Financial regulatory officials have floated the possibility that Lone Star Funds could be ordered to sell most of its controlling stake in Korea Exchange Bank under a punitive action.

Such a scenario could raise the issue of whether the Texas-based buyout fund would still be allowed to choose a particular investor, including Hana Financial Group, to dispose of the KEB shares.
The headquarters of Korea Exchange Bank in Seoul (Bloomberg)
The headquarters of Korea Exchange Bank in Seoul (Bloomberg)

“I believe Lone Star will be directed to sell shares as a coercive regulatory instruction when the court rules that (the former CEO of) Lone Star Korea engaged in stock manipulation,” an official of the Financial Services Commission said Sunday.

But even in this scenario, it seems that the regulator may not be entitled to order the U.S. fund to hand over its shares to “unspecified” investors on the stock market.

Local banking laws stipulate that the FSC could order ineligible shareholders ― non-financial investors or rule-violators ― to dispose of their stake in a Korean bank within a certain period ― a maximum of six months.

Critics pointed out that the laws do not ban a disqualified shareholder from selling shares to a particular investor. They call for the FSC to actively intervene to eliminate this legal loophole.

They say the laws may enable Lone Star to exclusively trade its shares with Hana Financial Group, calling for financial authorities to confiscate Lone Star’s KEB shares.

They claim that the takeover deal was invalid from the start as the fund has been a non-financial investor barred from owning the controlling stake in a Korean bank, as well as allegedly engaging in fraudulent stock trading.

Some lawyers say that the solution is up to willingness of the regulator. “(Despite the laws), the FSC would be entitled to specify enforced sale terms after initially depriving Lone Star of its right to trade shares,” attorney Lee Dae-soon was quoted by a local newspaper as saying.

Meanwhile, Hana Financial chairman Kim Seung-yu also referred to the argumentative banking laws in his meeting with reporters last Friday.

“I don’t think the financial regulator will be entitled to hand down the stake sale instruction by directing a concrete procedure though the regulatory body may choose to order (enforced) sale,” he said, citing past cases.

Hana Financial has been striving to extend the expiry date of the preliminary contract with Lone Star, which expires on May 24, since the FSC citing the unconcluded court ruling on May 12 and decided to postpone its ruling on the fund’s shareholder eligibility.

Opponents including the KEB union are criticizing the group for struggling toward a deadline extension.

Concerning Hana’s meeting of six standing board directors on Friday to discuss the deal expiration date extension, a local banker said, “It is noteworthy that a major financial group has several rule-violators among its board members.”

The “rule-violators” referred to Hana Financial president & CEO Kim Jong-yeol and Hana Daetoo Securities CEO Kim Ji-wan.
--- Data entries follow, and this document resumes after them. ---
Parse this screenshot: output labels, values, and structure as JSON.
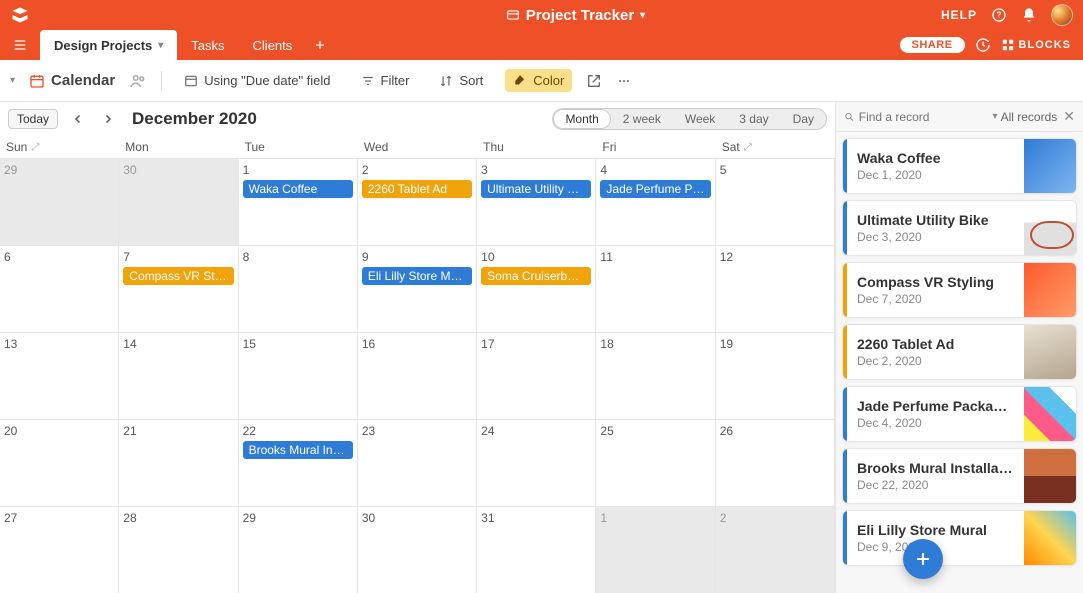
{
  "brand": {
    "title": "Project Tracker"
  },
  "topbar": {
    "help_label": "HELP"
  },
  "nav": {
    "tabs": [
      {
        "label": "Design Projects",
        "active": true,
        "has_dropdown": true
      },
      {
        "label": "Tasks",
        "active": false
      },
      {
        "label": "Clients",
        "active": false
      }
    ],
    "share_label": "SHARE",
    "blocks_label": "BLOCKS"
  },
  "toolbar": {
    "view_label": "Calendar",
    "using_label": "Using \"Due date\" field",
    "filter_label": "Filter",
    "sort_label": "Sort",
    "color_label": "Color"
  },
  "calendar": {
    "today_label": "Today",
    "month_title": "December 2020",
    "view_options": [
      "Month",
      "2 week",
      "Week",
      "3 day",
      "Day"
    ],
    "active_view": "Month",
    "day_headers": [
      "Sun",
      "Mon",
      "Tue",
      "Wed",
      "Thu",
      "Fri",
      "Sat"
    ],
    "cells": [
      {
        "num": "29",
        "out": true
      },
      {
        "num": "30",
        "out": true
      },
      {
        "num": "1",
        "events": [
          {
            "label": "Waka Coffee",
            "color": "blue"
          }
        ]
      },
      {
        "num": "2",
        "events": [
          {
            "label": "2260 Tablet Ad",
            "color": "orange"
          }
        ]
      },
      {
        "num": "3",
        "events": [
          {
            "label": "Ultimate Utility Bike",
            "color": "blue"
          }
        ]
      },
      {
        "num": "4",
        "events": [
          {
            "label": "Jade Perfume Pac...",
            "color": "blue"
          }
        ]
      },
      {
        "num": "5"
      },
      {
        "num": "6"
      },
      {
        "num": "7",
        "events": [
          {
            "label": "Compass VR Styli...",
            "color": "orange"
          }
        ]
      },
      {
        "num": "8"
      },
      {
        "num": "9",
        "events": [
          {
            "label": "Eli Lilly Store Mural",
            "color": "blue"
          }
        ]
      },
      {
        "num": "10",
        "events": [
          {
            "label": "Soma Cruiserboard",
            "color": "orange"
          }
        ]
      },
      {
        "num": "11"
      },
      {
        "num": "12"
      },
      {
        "num": "13"
      },
      {
        "num": "14"
      },
      {
        "num": "15"
      },
      {
        "num": "16"
      },
      {
        "num": "17"
      },
      {
        "num": "18"
      },
      {
        "num": "19"
      },
      {
        "num": "20"
      },
      {
        "num": "21"
      },
      {
        "num": "22",
        "events": [
          {
            "label": "Brooks Mural Inst...",
            "color": "blue"
          }
        ]
      },
      {
        "num": "23"
      },
      {
        "num": "24"
      },
      {
        "num": "25"
      },
      {
        "num": "26"
      },
      {
        "num": "27"
      },
      {
        "num": "28"
      },
      {
        "num": "29"
      },
      {
        "num": "30"
      },
      {
        "num": "31"
      },
      {
        "num": "1",
        "out": true
      },
      {
        "num": "2",
        "out": true
      }
    ]
  },
  "sidebar": {
    "search_placeholder": "Find a record",
    "filter_label": "All records",
    "records": [
      {
        "title": "Waka Coffee",
        "date": "Dec 1, 2020",
        "color": "blue",
        "thumb": "t0"
      },
      {
        "title": "Ultimate Utility Bike",
        "date": "Dec 3, 2020",
        "color": "blue",
        "thumb": "t1"
      },
      {
        "title": "Compass VR Styling",
        "date": "Dec 7, 2020",
        "color": "orange",
        "thumb": "t2"
      },
      {
        "title": "2260 Tablet Ad",
        "date": "Dec 2, 2020",
        "color": "orange",
        "thumb": "t3"
      },
      {
        "title": "Jade Perfume Packaging",
        "date": "Dec 4, 2020",
        "color": "blue",
        "thumb": "t4"
      },
      {
        "title": "Brooks Mural Installation",
        "date": "Dec 22, 2020",
        "color": "blue",
        "thumb": "t5"
      },
      {
        "title": "Eli Lilly Store Mural",
        "date": "Dec 9, 2020",
        "color": "blue",
        "thumb": "t6"
      }
    ]
  }
}
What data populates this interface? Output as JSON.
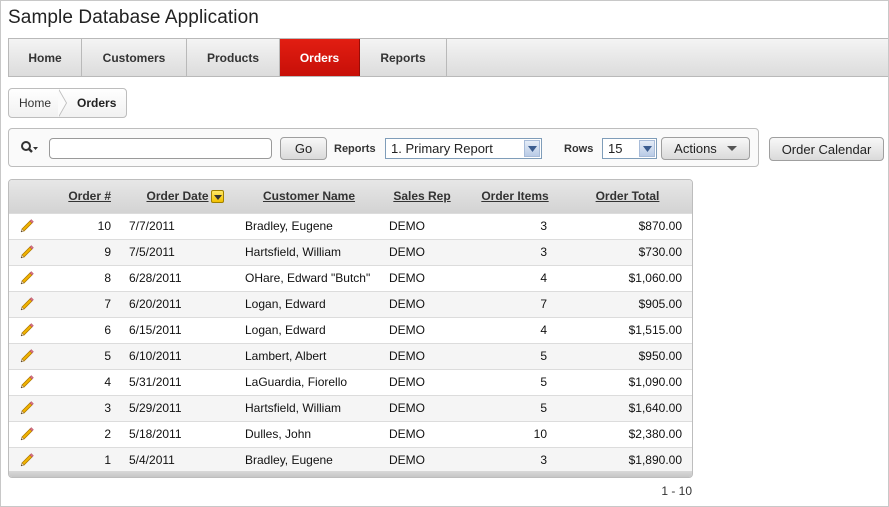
{
  "app": {
    "title": "Sample Database Application"
  },
  "tabs": [
    {
      "label": "Home",
      "active": false
    },
    {
      "label": "Customers",
      "active": false
    },
    {
      "label": "Products",
      "active": false
    },
    {
      "label": "Orders",
      "active": true
    },
    {
      "label": "Reports",
      "active": false
    }
  ],
  "breadcrumb": {
    "home": "Home",
    "current": "Orders"
  },
  "search": {
    "value": "",
    "go_label": "Go",
    "reports_label": "Reports",
    "reports_selected": "1. Primary Report",
    "rows_label": "Rows",
    "rows_selected": "15",
    "actions_label": "Actions"
  },
  "order_calendar_label": "Order Calendar",
  "table": {
    "columns": [
      "Order #",
      "Order Date",
      "Customer Name",
      "Sales Rep",
      "Order Items",
      "Order Total"
    ],
    "rows": [
      {
        "order": "10",
        "date": "7/7/2011",
        "customer": "Bradley, Eugene",
        "rep": "DEMO",
        "items": "3",
        "total": "$870.00"
      },
      {
        "order": "9",
        "date": "7/5/2011",
        "customer": "Hartsfield, William",
        "rep": "DEMO",
        "items": "3",
        "total": "$730.00"
      },
      {
        "order": "8",
        "date": "6/28/2011",
        "customer": "OHare, Edward \"Butch\"",
        "rep": "DEMO",
        "items": "4",
        "total": "$1,060.00"
      },
      {
        "order": "7",
        "date": "6/20/2011",
        "customer": "Logan, Edward",
        "rep": "DEMO",
        "items": "7",
        "total": "$905.00"
      },
      {
        "order": "6",
        "date": "6/15/2011",
        "customer": "Logan, Edward",
        "rep": "DEMO",
        "items": "4",
        "total": "$1,515.00"
      },
      {
        "order": "5",
        "date": "6/10/2011",
        "customer": "Lambert, Albert",
        "rep": "DEMO",
        "items": "5",
        "total": "$950.00"
      },
      {
        "order": "4",
        "date": "5/31/2011",
        "customer": "LaGuardia, Fiorello",
        "rep": "DEMO",
        "items": "5",
        "total": "$1,090.00"
      },
      {
        "order": "3",
        "date": "5/29/2011",
        "customer": "Hartsfield, William",
        "rep": "DEMO",
        "items": "5",
        "total": "$1,640.00"
      },
      {
        "order": "2",
        "date": "5/18/2011",
        "customer": "Dulles, John",
        "rep": "DEMO",
        "items": "10",
        "total": "$2,380.00"
      },
      {
        "order": "1",
        "date": "5/4/2011",
        "customer": "Bradley, Eugene",
        "rep": "DEMO",
        "items": "3",
        "total": "$1,890.00"
      }
    ]
  },
  "pager": "1 - 10",
  "colors": {
    "active_tab": "#d8170d",
    "pencil": "#f2b400"
  },
  "icons": {
    "edit": "pencil-icon",
    "search": "search-icon",
    "sort": "sort-desc-icon"
  }
}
This year, both were reprimanded by financial regulators for irregularities.

The group has already been criticized for designating a figure as CEO of KEB amid the situation the FSC has not endorsed the takeover deal.

“There is a possibility that Hana may seek to make a behind-the-scenes contract with Lone Star to placate the fund,” a commercial banker said.

FSC officials said the regulatory body has not officially been informed of anything about the speculated expiry date extension from Hana.